I spent the next couple of days doing research trying to find out what other people were doing to host production ready first class concurrency systems. At this point nearly every problem I was facing was dealing with student records. 20,000 students each with an average of 6 classes, lord knows how many assignments per class, 4 quarters of grades, 2 guardians, teachers with their own classes, etc and everyone wanted everything now. Concurrency had been my bane up to that point and I needed something else. This rube goldberg python stack just couldn’t be the answer. Queue Go, I think at the time version 0 rc 9 something? Definitely not version 1 though.
I ended up writing a service as an add-on to a compute heavy API I’d written in python and marveled at the build and deploy anywhere single binary, complete with an amazing and easy to use concurrency model and a built in production ready web server. I was sold from day one. Since then nearly every personal project and every professional project that’s needed concurrency, performance, small size (killer docker cold starts), or cross platform deployment I’ve written in Go. It’s an absolute joy to work with and even though it doesn’t quite have the ecosystem of solutions that python does, get’s me there 9 times out of 10. It’s also super fun to read and write, which I expect not everyone will understand.
JavaScript #
These day’s you can’t get away with working with at least a moderate amount of JavaScript. The flavor of poison that I’ve picked out is Vue for my front ends, simply because I like the small footprint and the way it’s built feels similar to the backbone.js and rivets.js I used to use way back when. I won’t claim to be an expert, but I know my way around a decent frontend for my Go APIs and love messing around with Phaser.js, D3.js, and Three.js. The immediate feedback is fun and I’ve written quite a few toy graphics apps and a couple of games in JavasScript.
Honorable Mentions #
- JSON, because you have to.
- YAML, because you have to.
- Terraform, because you have to.
- Docker, because you have to, and it is actually a really great solution to the problem it’s trying to solve. This one I like, just don’t have much to say on the topic.
- Ansible, because I work in IT and bash scripts really, really don’t cut it.
- A metric bajillion CLI tools including but not limited to ssh, screen, awk, sed, cat, csvkit, jq, yq, curl, wget, |, », >, 2>&1, cd, ls, find / -type f -delete, etc, etc… I live in ssh screen sessions and nix terminals. Everything is a file and pipe all the things. It works, use it. No you probably can’t make a better one, but doing so would be a great learning exercise. Yes the old people maintaining 40 year old software knew what they were doing.
- 2019 AWS Solutions Architect Associate
- Use sqlite. If you scoffed at that, use PostgreSQL.
- rclone is one of the greatest CLI tools ever made. You can thank me later.
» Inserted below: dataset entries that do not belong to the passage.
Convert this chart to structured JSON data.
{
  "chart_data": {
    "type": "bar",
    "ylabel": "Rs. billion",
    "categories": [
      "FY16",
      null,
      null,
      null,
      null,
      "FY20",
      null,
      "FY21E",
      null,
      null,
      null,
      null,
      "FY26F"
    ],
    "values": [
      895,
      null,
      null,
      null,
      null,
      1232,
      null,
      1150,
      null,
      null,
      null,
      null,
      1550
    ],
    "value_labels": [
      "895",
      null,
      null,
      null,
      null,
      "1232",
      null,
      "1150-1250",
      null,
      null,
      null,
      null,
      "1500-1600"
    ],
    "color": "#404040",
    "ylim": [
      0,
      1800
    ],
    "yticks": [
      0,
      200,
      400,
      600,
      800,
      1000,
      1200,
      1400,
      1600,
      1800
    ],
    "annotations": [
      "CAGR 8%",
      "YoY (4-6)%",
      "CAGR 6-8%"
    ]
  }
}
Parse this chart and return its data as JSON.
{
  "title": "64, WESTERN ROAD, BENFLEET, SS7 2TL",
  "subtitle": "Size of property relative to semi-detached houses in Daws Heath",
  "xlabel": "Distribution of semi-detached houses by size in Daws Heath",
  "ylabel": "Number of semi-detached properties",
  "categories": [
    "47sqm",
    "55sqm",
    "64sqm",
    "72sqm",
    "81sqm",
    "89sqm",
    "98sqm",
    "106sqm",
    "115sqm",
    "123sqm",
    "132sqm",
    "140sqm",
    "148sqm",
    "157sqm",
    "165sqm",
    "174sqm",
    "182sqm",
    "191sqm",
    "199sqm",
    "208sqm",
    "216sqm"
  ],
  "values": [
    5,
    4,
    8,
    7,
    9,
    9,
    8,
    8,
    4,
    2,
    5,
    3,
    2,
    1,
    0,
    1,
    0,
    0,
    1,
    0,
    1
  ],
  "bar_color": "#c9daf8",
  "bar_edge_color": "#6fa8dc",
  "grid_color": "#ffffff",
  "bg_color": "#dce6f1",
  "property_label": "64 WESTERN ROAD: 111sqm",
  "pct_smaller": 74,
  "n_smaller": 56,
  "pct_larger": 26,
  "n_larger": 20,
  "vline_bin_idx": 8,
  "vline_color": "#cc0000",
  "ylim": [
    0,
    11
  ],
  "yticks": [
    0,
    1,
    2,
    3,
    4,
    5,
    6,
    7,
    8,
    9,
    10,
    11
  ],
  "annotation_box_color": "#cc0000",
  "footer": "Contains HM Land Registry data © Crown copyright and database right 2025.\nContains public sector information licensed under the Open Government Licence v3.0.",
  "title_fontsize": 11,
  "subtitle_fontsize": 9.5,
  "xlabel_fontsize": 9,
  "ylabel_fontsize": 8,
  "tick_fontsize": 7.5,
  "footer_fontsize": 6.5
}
- Don’t write an html parser with regex
- I said don’t write an html parser with regex
Why a Blog #
I enjoy writing and a blog is a good place for me to present my thoughts on the topics that I’m interested in. I read or heard somewhere that we all contribute to the collective experience of each other and as a result, what you think or feel is likely to be valuable to someone somewhere. So maybe someone somewhere will read something here that helps.
I’m also a firm believer that attempting to teach a topic to people, even if it’s to the vast amorphous masses, advances your understanding of the topic. I want to be constantly improving and expanding my interests and there comes a point when you must attempt to convey what you’ve learned to others to achieve that improvement. Win win.